What is curious in this case, however, is why the RTI request to the Prime Minister’s Office was forwarded to the Speaker of Parliament. “There is no connection between the Prime Minister’s asset declaration and the Speaker of Parliament when it comes to the RTI, as the law itself does not mention the Speaker’s role in asset declaration at all,” said Obeyesekere.

He added that, according to the law, the PM has absolutely no obligation to provide his asset declaration to the Speaker.

One major tenet of the RTI, and one of its greatest strengths, is that if officials receive an information request that they cannot for some reason fulfil, they are required to forward the request to the government authority that can supply the information.

This makes it more puzzling why the Prime Minister’s Office would send the request to the Speaker of Parliament. The DALL states that parliamentarians are required to provide their asset declarations to the relevant authorities, and the relevant authority for the Prime Minister is the President’s Office.

So, instead of sending the request to the Speaker of Parliament, the Prime Minister’s Office should have sent it to the President’s Office. And it is for this reason that TISL sent information requests regarding the Prime Minister’s assets to both, the President’s and Prime Minister’s offices.

“We have covered our bases with the Prime Minister’s asset declaration because we have asked for it from him and we have asked for it from the President as well,” said Obeyesekere.

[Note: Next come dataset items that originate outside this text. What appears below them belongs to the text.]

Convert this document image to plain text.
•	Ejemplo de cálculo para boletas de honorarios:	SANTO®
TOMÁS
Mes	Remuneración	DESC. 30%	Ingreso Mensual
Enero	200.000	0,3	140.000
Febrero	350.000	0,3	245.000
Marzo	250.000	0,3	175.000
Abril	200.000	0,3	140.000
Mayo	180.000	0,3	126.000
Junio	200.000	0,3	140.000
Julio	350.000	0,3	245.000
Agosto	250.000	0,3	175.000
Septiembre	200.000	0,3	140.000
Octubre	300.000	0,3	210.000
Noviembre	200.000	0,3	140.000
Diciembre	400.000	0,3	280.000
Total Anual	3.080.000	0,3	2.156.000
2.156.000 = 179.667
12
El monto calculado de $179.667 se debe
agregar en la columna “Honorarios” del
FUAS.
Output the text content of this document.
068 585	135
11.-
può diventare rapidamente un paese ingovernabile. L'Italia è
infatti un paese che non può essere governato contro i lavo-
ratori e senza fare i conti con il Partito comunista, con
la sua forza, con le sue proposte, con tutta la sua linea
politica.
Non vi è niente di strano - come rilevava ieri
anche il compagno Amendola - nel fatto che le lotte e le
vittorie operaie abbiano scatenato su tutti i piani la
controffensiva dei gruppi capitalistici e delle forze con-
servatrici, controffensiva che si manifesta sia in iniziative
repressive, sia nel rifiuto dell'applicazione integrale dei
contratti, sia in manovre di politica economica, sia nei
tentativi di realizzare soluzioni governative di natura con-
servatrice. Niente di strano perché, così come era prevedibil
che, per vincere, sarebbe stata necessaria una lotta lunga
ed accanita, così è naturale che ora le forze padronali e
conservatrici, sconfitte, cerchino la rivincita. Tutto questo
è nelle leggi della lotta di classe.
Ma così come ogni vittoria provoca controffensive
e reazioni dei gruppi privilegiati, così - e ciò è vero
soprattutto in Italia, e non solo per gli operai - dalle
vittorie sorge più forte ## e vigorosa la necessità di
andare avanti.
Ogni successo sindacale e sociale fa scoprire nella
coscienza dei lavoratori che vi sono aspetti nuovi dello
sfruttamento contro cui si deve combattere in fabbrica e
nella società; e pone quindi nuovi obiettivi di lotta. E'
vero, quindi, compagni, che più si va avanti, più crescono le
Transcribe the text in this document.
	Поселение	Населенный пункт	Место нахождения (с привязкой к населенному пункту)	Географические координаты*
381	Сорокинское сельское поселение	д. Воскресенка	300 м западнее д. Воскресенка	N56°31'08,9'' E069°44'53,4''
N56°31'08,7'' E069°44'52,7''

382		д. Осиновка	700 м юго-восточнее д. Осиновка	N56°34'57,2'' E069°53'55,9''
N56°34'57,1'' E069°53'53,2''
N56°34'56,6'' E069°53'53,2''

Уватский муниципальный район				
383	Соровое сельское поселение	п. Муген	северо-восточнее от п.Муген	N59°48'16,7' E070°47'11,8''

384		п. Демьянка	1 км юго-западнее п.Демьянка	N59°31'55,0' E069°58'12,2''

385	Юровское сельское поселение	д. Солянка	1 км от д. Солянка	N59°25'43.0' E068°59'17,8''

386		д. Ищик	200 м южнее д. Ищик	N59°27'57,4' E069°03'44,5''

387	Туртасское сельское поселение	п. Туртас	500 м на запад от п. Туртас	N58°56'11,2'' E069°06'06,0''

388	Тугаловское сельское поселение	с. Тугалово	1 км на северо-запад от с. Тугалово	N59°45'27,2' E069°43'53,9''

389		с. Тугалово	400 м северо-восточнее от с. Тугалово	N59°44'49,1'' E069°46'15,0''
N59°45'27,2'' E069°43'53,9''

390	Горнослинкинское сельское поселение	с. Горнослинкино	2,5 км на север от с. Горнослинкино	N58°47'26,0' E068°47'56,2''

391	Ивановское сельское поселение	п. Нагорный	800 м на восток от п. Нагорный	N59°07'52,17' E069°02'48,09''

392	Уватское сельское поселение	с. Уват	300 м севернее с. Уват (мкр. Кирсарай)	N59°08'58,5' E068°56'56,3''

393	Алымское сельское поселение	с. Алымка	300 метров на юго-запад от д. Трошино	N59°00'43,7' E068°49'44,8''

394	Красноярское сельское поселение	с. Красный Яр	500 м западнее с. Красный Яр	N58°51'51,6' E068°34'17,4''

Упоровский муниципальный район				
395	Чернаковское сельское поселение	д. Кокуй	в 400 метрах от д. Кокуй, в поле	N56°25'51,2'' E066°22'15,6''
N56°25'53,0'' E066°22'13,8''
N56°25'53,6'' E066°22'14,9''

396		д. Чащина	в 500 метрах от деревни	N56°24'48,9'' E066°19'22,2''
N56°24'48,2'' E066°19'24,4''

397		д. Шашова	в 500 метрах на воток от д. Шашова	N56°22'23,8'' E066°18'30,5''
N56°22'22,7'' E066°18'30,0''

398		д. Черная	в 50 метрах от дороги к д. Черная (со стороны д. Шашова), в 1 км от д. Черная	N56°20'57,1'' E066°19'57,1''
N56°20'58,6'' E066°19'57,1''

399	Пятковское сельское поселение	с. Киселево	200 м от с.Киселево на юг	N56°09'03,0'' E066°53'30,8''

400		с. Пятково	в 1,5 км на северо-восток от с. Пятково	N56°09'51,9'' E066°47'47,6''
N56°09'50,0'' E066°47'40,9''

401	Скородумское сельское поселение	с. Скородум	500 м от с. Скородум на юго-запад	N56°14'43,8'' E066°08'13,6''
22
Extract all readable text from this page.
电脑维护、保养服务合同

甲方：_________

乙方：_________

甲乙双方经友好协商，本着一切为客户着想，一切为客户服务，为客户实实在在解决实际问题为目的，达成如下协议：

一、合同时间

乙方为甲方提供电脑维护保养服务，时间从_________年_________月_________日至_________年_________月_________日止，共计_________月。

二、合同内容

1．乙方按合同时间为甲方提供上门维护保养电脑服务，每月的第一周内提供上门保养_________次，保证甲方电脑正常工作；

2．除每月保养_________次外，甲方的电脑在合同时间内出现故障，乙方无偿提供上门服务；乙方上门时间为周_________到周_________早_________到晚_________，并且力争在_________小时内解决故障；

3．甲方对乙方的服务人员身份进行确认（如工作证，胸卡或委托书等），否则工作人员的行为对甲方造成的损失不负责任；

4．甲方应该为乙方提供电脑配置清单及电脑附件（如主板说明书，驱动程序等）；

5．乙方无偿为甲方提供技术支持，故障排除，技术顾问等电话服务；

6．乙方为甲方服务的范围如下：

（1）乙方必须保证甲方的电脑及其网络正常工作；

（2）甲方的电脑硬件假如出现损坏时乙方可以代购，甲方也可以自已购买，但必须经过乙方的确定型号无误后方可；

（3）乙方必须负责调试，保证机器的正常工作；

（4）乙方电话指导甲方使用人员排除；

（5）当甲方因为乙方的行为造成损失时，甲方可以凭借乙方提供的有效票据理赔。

Yet another problem concerning the Prime Minister’s Office response is that it came not from the Information Officer, but from the Designated Officer. This is an issue, since the Designated Officer is the person to whom appeals first go.

“In this circumstance, where the Designated Officer has responded, the appeal should go straight to the RTI Commission,” said Obeyesekere.

While it is slightly discouraging that the Prime Minister’s Office responded in the above manner and that the President’s Office has yet to acknowledge TISL’s information request, this does not mean that the RTI as a whole does not work.

That the Election Commission has been compliant and cooperative is a good sign. It will likely take some time before the process is running smoothly across the hundreds of government authorities that fall under the RTI.

The first RTI test, that of the information request responses is ongoing, and the next test will be in actually distributing the information.

After a public body has processed and approved a request, it has fourteen working days to furnish the information. We are fast approaching the first distributions of information, and it will be interesting to see where things go from here.